I am trying to compute measures of all time spent “with” children for parents in the AHTUS – that is, any time during the day where a child under 18 was present – from all possible samples. I downloaded hierarchical data extracts and used the variable “child” (whether a child under 18 is present during activities) to identify activities where children were present. (I also manually coded activities where a child was not identified as present, but either secondary child care was performed or a child care activity was recorded). I limited my sample to only those with a child under 18 in the household (parents).
The total time for parents with children under age 18 is implausibly low for any year before the 1998 sample, and does not correspond with previous estimates. For example, parents report spending ~320 minutes per day with children in the 1998 sample, but only 65 minutes per day in the 1975 sample. In 1975, this estimate would mean parents only spent 7.6 hours per week with children. According to Bianchi et al. (2006), who use the same data, this should be anywhere from 21 hours/week (married fathers) to 47 hours/week (married mothers). Even without cross-checking this data, spending only around 8 hours a week with household children is not possible.
I have tried checking my own estimates (using the hierarchical data files, collapsed using Stata) against the IPUMS time use variable generator (selected all activities, if child under 18 is present, limited to households where a child under 18 years old lives). I get the same results, suggesting that it is not a coding error on my part.
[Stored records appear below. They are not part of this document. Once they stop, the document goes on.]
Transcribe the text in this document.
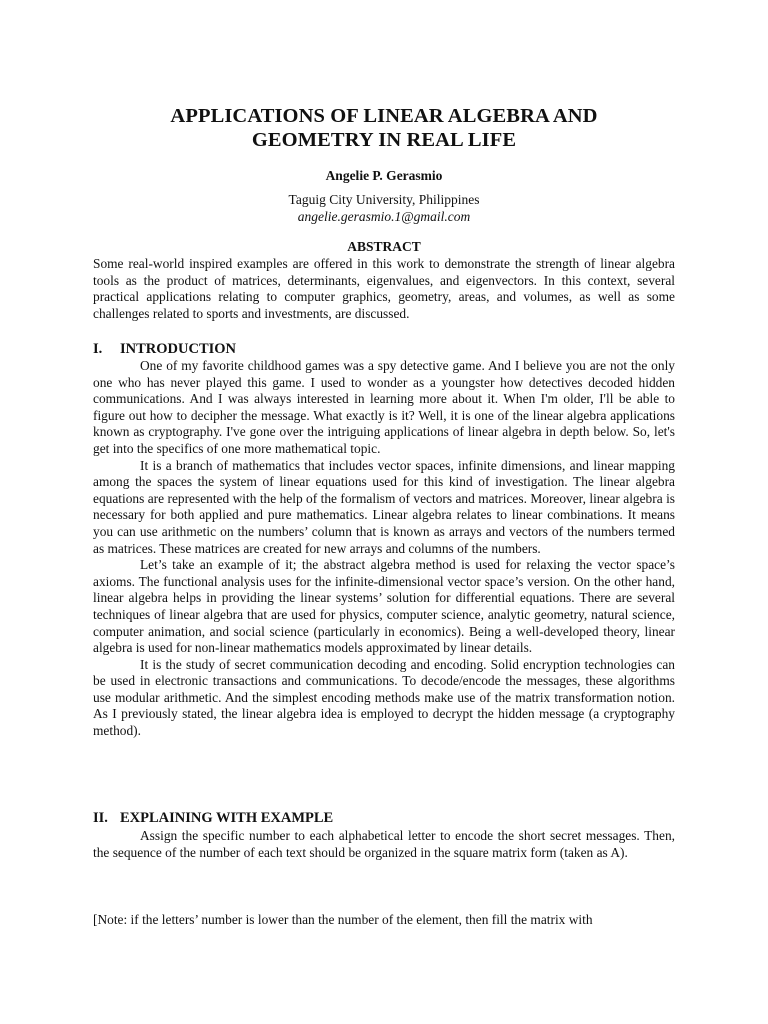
APPLICATIONS OF LINEAR ALGEBRA AND
GEOMETRY IN REAL LIFE
Angelie P. Gerasmio
Taguig City University, Philippines
angelie.gerasmio.1@gmail.com
ABSTRACT

Some real-world inspired examples are offered in this work to demonstrate the strength of linear algebra tools as the product of matrices, determinants, eigenvalues, and eigenvectors. In this context, several practical applications relating to computer graphics, geometry, areas, and volumes, as well as some challenges related to sports and investments, are discussed.

I. INTRODUCTION

One of my favorite childhood games was a spy detective game. And I believe you are not the only one who has never played this game. I used to wonder as a youngster how detectives decoded hidden communications. And I was always interested in learning more about it. When I'm older, I'll be able to figure out how to decipher the message. What exactly is it? Well, it is one of the linear algebra applications known as cryptography. I've gone over the intriguing applications of linear algebra in depth below. So, let's get into the specifics of one more mathematical topic.

It is a branch of mathematics that includes vector spaces, infinite dimensions, and linear mapping among the spaces the system of linear equations used for this kind of investigation. The linear algebra equations are represented with the help of the formalism of vectors and matrices. Moreover, linear algebra is necessary for both applied and pure mathematics. Linear algebra relates to linear combinations. It means you can use arithmetic on the numbers’ column that is known as arrays and vectors of the numbers termed as matrices. These matrices are created for new arrays and columns of the numbers.

Let’s take an example of it; the abstract algebra method is used for relaxing the vector space’s axioms. The functional analysis uses for the infinite-dimensional vector space’s version. On the other hand, linear algebra helps in providing the linear systems’ solution for differential equations. There are several techniques of linear algebra that are used for physics, computer science, analytic geometry, natural science, computer animation, and social science (particularly in economics). Being a well-developed theory, linear algebra is used for non-linear mathematics models approximated by linear details.

It is the study of secret communication decoding and encoding. Solid encryption technologies can be used in electronic transactions and communications. To decode/encode the messages, these algorithms use modular arithmetic. And the simplest encoding methods make use of the matrix transformation notion. As I previously stated, the linear algebra idea is employed to decrypt the hidden message (a cryptography method).

II. EXPLAINING WITH EXAMPLE

Assign the specific number to each alphabetical letter to encode the short secret messages. Then, the sequence of the number of each text should be organized in the square matrix form (taken as A).

[Note: if the letters’ number is lower than the number of the element, then fill the matrix with
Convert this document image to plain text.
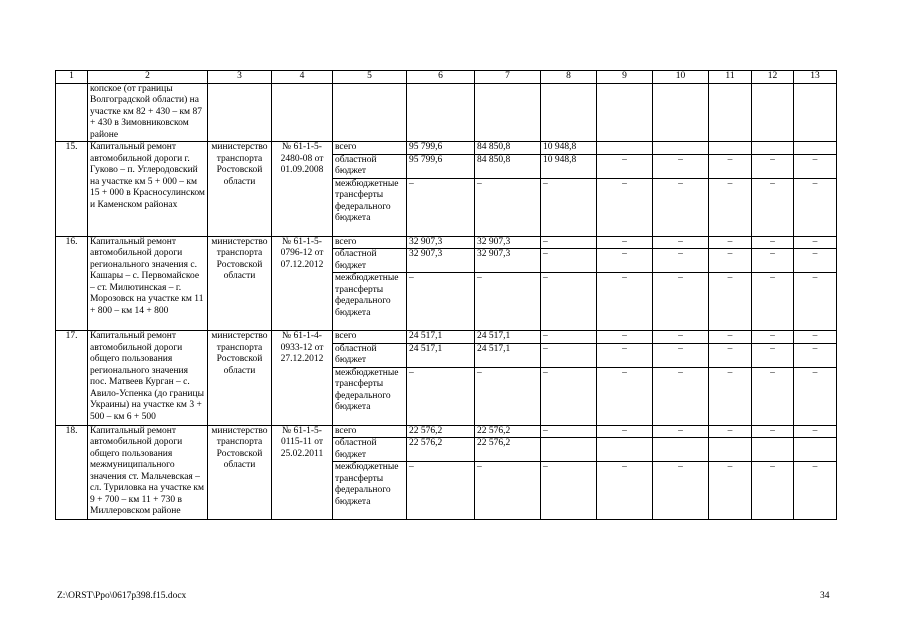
1	2	3	4	5	6	7	8	9	10	11	12	13
	копское (от границы Волгоградской области) на участке км 82 + 430 – км 87 + 430 в Зимовниковском районе											
15.	Капитальный ремонт автомобильной дороги г. Гуково – п. Углеродовский на участке км 5 + 000 – км 15 + 000 в Красносулинском и Каменском районах	министерство транспорта Ростовской области	№ 61-1-5-2480-08 от 01.09.2008	всего	95 799,6	84 850,8	10 948,8					
				областной бюджет	95 799,6	84 850,8	10 948,8	–	–	–	–	–
				межбюджетные трансферты федерального бюджета	–	–	–	–	–	–	–	–
16.	Капитальный ремонт автомобильной дороги регионального значения с. Кашары – с. Первомайское – ст. Милютинская – г. Морозовск на участке км 11 + 800 – км 14 + 800	министерство транспорта Ростовской области	№ 61-1-5-0796-12 от 07.12.2012	всего	32 907,3	32 907,3	–	–	–	–	–	–
				областной бюджет	32 907,3	32 907,3	–	–	–	–	–	–
				межбюджетные трансферты федерального бюджета	–	–	–	–	–	–	–	–
17.	Капитальный ремонт автомобильной дороги общего пользования регионального значения пос. Матвеев Курган – с. Авило-Успенка (до границы Украины) на участке км 3 + 500 – км 6 + 500	министерство транспорта Ростовской области	№ 61-1-4-0933-12 от 27.12.2012	всего	24 517,1	24 517,1	–	–	–	–	–	–
				областной бюджет	24 517,1	24 517,1	–	–	–	–	–	–
				межбюджетные трансферты федерального бюджета	–	–	–	–	–	–	–	–
18.	Капитальный ремонт автомобильной дороги общего пользования межмуниципального значения ст. Мальчевская – сл. Туриловка на участке км 9 + 700 – км 11 + 730 в Миллеровском районе	министерство транспорта Ростовской области	№ 61-1-5-0115-11 от 25.02.2011	всего	22 576,2	22 576,2	–	–	–	–	–	–
				областной бюджет	22 576,2	22 576,2						
				межбюджетные трансферты федерального бюджета	–	–	–	–	–	–	–	–
Z:\ORST\Ppo\0617p398.f15.docx	34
I would very much appreciate any help on this issue, or who I can contact to discuss this! (I am hoping it is just some sort of misunderstanding on my part).
This sounds like it could be due to the known comparability challenges of the CHILD variable. Basically, this variable is created differently in some years. From 1965 through 1995 only a subset of activities were eligible to be coded as “with a child.” Beginning in 1998 is when the “with who” variables begin applying to any and all activities.
Thank you so much (belated!), Jeff, for the help with this. I have looked more into the available documentation and have an additional question.
Do you know if it possible to derive the presence of a household child using the variables SPPART and CLSFAM, for the 1975-76 sample? According to the documentation for the latter, “If the respondents said they were with a spouse/fiancé or with children
of the household, this variable [CLSFAM] is coded as 1.” As such, I am thinking that any instance of CLSFAM=1 where SPPART=0 would mean that it was a household child that was present.
If so – is there any available documentation on whether “household child” (as defined by CLSFAM) is limited to a certain age range? I looked at the original 1975-6 codebook and the SPSS files, but am not sure if IPUMS has any further information.
Thank you!
Based on the documentation for the SPPART and CLSFAM variables, for the 1975-76 samples, your intuition for identifying whether the activity took place with a child seems reasonable to me. This could be an alternative method for identifying the presence of children without using the CHILD variable. With that said, one limitation of this approach is there does not seem to be a carefully defined definition of the official age of “children of the household.”
My suggestion is to, when possible, use both the CHILD variable to directly identify the presence of a child and your indirect method using SPPART and CLSFAM. This will give you an idea of how sensitive your results are to these differing approaches.
Thank you so much, Jeff! You’ve been so helpful. I really appreciate it!